Tema ini dipilih sebagai respon atas derasnya perkembangan teknologi pendidikan, khususnya generative AI. Meski peluangnya besar, Redea menekankan, AI tetap hanya alat. Sosok guru dengan sentuhan humanis tidak tergantikan.
“AI bisa membantu, tetapi tidak bisa menggantikan integritas, kebijaksanaan, dan ketulusan hati seorang guru,” ujar CEO Redea Institute, Antarina S.F Amir.
Belajar dari Pandemi
Pernyataan serupa disampaikan Dr. John T. Almarode, pakar pendidikan internasional yang hadir sebagai pembicara utama. Ia mengingatkan bahwa pandemi Covid-19 menjadi pembuktian: teknologi mendukung pembelajaran jarak jauh, namun tetap guru yang menjadi ruh utama proses belajar.
“Generative AI berkembang pesat. Namun dari pandemi, kita belajar satu hal: guru hebat tidak akan pernah tergantikan,” tegas Almarode.
Pesan ini menjadi relevan di tengah maraknya pemanfaatan AI dalam dunia pendidikan, mulai dari pembuatan soal otomatis, analisis data belajar siswa, hingga asistensi materi.
Selain soal posisi guru, konferensi juga menyoroti kesenjangan akses digital. Teknologi yang makin canggih bisa jadi bumerang jika tidak diimbangi dengan kesetaraan infrastruktur. Redea menekankan perlunya kebijakan yang memastikan semua siswa, tanpa terkecuali, mendapatkan kesempatan yang sama dalam memanfaatkan teknologi.
“Jika aksesnya timpang, maka AI hanya akan memperlebar jurang. Di sinilah guru punya peran besar, memastikan teknologi digunakan dengan adil,” ujar Kenneth Shelton, pakar teknologi pendidikan yang juga Apple Distinguished Educator.
Guru Jadi Inspirasi
Konferensi tidak hanya menghadirkan pakar internasional. Redea juga memberi ruang bagi guru dalam sesi Learning Heroes. Dari PAUD hingga SMA, para guru berbagi praktik nyata bagaimana mereka mengintegrasikan teknologi digital di kelas.

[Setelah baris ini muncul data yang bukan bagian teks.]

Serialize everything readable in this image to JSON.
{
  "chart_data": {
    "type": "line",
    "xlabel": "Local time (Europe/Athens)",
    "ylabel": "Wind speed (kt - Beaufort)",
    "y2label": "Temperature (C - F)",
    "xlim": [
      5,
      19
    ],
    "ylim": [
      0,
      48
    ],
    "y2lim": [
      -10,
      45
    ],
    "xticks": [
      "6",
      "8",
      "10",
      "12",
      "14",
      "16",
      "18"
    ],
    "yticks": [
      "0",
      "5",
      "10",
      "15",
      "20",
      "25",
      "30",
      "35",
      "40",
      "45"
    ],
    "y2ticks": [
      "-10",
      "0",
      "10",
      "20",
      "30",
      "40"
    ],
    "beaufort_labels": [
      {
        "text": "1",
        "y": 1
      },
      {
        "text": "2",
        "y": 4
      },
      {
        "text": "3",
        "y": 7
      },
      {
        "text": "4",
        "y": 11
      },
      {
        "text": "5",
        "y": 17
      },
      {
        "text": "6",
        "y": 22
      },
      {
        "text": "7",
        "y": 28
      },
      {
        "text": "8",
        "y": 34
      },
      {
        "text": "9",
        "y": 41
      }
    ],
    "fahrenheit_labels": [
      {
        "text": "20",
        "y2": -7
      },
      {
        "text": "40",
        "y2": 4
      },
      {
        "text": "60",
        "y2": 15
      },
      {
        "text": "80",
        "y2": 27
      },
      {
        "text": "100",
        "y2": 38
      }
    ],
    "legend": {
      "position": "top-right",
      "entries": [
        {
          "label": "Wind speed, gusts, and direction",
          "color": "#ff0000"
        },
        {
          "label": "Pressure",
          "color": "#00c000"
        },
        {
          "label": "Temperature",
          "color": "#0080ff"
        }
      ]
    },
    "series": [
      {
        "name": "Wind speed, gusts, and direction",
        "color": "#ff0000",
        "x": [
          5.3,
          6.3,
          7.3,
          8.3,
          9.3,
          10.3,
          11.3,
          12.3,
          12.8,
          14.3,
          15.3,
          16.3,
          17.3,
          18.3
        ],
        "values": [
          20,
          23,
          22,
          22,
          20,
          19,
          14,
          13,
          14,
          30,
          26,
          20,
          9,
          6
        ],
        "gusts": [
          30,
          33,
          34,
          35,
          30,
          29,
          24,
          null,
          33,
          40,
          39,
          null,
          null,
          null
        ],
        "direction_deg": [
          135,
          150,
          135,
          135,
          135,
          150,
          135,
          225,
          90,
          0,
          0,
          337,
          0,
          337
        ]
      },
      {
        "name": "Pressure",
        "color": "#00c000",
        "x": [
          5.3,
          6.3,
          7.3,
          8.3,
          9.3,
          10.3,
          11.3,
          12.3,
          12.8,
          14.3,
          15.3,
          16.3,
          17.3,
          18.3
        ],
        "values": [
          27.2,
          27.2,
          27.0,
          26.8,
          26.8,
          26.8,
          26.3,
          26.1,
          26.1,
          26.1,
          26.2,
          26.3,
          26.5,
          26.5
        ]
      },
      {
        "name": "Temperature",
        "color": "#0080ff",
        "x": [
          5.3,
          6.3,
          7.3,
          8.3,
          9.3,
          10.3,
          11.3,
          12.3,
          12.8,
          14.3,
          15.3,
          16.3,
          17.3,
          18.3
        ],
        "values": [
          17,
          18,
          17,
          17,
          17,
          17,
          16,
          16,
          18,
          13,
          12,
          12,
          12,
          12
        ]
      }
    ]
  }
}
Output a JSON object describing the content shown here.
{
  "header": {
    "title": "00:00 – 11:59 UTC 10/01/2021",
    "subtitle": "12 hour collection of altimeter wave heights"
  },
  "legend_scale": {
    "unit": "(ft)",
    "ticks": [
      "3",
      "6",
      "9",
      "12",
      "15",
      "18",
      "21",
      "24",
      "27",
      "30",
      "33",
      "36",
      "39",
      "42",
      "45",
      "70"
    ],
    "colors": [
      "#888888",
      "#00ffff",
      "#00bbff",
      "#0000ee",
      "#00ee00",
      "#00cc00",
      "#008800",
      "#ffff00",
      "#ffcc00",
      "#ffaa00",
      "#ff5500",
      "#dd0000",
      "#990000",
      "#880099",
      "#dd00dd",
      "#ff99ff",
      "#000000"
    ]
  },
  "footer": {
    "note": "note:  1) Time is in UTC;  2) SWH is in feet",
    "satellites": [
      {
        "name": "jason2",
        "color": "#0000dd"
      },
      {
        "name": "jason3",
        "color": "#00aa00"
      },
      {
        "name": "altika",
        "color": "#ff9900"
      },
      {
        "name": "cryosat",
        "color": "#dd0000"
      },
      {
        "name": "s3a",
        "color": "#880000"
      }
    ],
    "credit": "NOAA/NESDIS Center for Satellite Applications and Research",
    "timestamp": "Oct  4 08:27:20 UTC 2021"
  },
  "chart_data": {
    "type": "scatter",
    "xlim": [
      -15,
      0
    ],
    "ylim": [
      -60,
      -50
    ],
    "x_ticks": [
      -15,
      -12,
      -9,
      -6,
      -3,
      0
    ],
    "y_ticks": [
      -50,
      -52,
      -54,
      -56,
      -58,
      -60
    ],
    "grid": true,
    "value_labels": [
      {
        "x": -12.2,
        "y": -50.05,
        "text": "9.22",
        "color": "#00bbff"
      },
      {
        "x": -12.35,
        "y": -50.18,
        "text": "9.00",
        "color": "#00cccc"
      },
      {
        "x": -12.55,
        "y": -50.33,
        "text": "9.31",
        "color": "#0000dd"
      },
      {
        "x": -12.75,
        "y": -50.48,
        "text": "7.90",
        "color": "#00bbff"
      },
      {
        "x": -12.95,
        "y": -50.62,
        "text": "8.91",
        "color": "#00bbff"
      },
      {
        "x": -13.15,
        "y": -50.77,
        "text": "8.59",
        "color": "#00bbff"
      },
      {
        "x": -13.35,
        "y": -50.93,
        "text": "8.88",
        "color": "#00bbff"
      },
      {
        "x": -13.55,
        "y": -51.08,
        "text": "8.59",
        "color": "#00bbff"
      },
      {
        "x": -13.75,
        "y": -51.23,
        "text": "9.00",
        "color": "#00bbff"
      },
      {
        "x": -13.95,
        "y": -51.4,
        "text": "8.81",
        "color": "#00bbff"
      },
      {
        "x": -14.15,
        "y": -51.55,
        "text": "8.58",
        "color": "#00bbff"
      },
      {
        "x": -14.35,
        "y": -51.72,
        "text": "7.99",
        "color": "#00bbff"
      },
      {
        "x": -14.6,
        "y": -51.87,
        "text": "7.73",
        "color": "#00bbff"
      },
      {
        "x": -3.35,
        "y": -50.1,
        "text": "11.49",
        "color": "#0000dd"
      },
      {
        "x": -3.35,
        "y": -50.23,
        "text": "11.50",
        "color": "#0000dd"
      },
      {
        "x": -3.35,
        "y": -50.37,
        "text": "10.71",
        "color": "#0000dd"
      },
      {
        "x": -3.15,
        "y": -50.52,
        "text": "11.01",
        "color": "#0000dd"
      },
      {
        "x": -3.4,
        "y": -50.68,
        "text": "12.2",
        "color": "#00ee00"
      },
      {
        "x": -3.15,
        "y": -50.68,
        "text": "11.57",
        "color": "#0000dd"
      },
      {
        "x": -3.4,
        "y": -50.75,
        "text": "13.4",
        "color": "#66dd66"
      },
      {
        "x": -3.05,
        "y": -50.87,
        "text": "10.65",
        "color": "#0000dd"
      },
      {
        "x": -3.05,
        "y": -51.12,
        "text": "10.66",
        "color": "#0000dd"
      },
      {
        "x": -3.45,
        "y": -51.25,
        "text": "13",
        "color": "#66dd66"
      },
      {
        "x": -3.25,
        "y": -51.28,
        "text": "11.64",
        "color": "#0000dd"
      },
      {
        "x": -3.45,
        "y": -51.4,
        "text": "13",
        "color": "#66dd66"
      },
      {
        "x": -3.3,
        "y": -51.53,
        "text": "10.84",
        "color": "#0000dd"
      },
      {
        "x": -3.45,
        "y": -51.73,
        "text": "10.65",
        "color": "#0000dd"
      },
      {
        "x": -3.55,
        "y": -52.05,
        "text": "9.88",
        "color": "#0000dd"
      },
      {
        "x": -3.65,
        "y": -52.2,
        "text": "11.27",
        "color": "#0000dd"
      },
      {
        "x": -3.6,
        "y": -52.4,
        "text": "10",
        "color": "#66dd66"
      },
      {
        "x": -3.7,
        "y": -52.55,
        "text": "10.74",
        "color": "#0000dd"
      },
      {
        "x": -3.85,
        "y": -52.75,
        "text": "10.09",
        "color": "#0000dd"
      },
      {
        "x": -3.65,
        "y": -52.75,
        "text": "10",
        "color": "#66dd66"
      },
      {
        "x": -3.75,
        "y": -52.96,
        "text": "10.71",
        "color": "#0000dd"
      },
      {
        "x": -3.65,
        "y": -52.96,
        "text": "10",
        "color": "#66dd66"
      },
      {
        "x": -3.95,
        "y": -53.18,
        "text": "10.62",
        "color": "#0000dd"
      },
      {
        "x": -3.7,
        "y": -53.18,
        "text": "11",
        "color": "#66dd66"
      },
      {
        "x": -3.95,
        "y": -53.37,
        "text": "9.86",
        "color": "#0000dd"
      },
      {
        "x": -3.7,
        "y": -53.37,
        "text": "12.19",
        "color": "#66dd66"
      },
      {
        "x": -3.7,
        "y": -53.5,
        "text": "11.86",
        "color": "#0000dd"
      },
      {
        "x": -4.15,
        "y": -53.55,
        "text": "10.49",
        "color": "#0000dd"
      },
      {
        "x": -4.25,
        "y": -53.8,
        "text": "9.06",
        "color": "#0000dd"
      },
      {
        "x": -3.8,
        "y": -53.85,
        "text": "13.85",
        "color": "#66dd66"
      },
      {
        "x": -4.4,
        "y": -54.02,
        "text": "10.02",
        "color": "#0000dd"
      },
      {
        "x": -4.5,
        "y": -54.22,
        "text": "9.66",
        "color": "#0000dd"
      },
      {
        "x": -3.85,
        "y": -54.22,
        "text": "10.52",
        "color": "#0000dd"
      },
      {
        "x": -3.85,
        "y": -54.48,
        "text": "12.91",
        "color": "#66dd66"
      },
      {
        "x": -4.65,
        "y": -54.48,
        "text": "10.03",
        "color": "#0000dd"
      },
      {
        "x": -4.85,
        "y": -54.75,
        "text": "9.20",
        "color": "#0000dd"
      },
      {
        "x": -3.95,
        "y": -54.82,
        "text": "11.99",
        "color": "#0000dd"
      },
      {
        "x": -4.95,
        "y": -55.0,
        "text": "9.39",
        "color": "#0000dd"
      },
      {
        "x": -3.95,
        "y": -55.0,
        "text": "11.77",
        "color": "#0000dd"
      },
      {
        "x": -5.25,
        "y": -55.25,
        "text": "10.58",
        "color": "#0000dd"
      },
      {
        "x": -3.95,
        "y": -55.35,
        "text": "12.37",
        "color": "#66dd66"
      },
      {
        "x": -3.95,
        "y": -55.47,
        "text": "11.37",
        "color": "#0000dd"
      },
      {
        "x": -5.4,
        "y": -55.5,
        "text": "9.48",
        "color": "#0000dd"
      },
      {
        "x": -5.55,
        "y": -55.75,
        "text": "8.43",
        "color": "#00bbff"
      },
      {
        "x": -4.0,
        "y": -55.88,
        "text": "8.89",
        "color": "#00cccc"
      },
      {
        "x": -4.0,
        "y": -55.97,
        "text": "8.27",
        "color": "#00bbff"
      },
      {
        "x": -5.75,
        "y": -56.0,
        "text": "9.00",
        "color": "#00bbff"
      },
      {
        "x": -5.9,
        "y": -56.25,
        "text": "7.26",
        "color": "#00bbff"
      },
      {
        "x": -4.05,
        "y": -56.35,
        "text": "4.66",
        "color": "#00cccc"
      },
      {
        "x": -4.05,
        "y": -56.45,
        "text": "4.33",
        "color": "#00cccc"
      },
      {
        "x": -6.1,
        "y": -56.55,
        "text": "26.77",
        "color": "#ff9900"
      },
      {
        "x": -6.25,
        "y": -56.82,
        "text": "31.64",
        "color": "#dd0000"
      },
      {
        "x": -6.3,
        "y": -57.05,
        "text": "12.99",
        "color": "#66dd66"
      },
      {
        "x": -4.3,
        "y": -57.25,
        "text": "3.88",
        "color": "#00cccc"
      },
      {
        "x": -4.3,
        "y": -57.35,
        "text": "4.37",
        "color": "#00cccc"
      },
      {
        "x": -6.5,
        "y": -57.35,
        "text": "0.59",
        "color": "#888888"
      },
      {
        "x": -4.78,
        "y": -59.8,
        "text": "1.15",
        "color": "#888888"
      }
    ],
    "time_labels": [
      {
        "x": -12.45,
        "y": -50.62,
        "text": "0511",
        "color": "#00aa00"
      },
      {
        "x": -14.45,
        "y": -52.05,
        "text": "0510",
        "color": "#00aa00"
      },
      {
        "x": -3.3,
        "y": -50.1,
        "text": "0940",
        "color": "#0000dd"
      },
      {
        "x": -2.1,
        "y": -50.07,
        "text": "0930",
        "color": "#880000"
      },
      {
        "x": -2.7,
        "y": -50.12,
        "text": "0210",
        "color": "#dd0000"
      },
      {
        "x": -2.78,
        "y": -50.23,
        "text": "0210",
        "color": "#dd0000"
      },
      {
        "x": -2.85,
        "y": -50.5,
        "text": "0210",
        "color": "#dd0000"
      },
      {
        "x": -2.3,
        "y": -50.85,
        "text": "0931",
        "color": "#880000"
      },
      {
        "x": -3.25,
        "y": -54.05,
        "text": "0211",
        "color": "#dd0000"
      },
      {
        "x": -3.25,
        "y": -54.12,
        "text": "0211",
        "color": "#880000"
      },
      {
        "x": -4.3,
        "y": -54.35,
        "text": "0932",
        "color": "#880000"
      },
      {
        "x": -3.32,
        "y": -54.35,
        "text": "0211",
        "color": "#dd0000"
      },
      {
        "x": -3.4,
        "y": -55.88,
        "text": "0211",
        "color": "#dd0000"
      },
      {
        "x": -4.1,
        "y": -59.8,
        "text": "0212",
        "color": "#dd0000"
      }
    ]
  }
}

Mulai dari penggunaan aplikasi interaktif, strategi mengajar kreatif, hingga memanfaatkan data untuk menganalisis kebutuhan siswa. Semua kisah itu memperlihatkan bahwa teknologi akan berarti jika dipandu oleh guru yang inspiratif.
Redea Institute meyakini, pendidikan yang sukses di era digital bukanlah yang hanya mengandalkan mesin, melainkan kolaborasi antara guru dan teknologi. AI bisa menjadi katalis, tapi keputusan, empati, dan nilai kemanusiaan tetap ada di tangan pendidik.
Dengan mengusung tema “Menggagas Ulang Pendidikan di Era Digital”, konferensi ini mengirim pesan jelas: masa depan pendidikan tetap ditentukan oleh guru, bukan algoritma. (*)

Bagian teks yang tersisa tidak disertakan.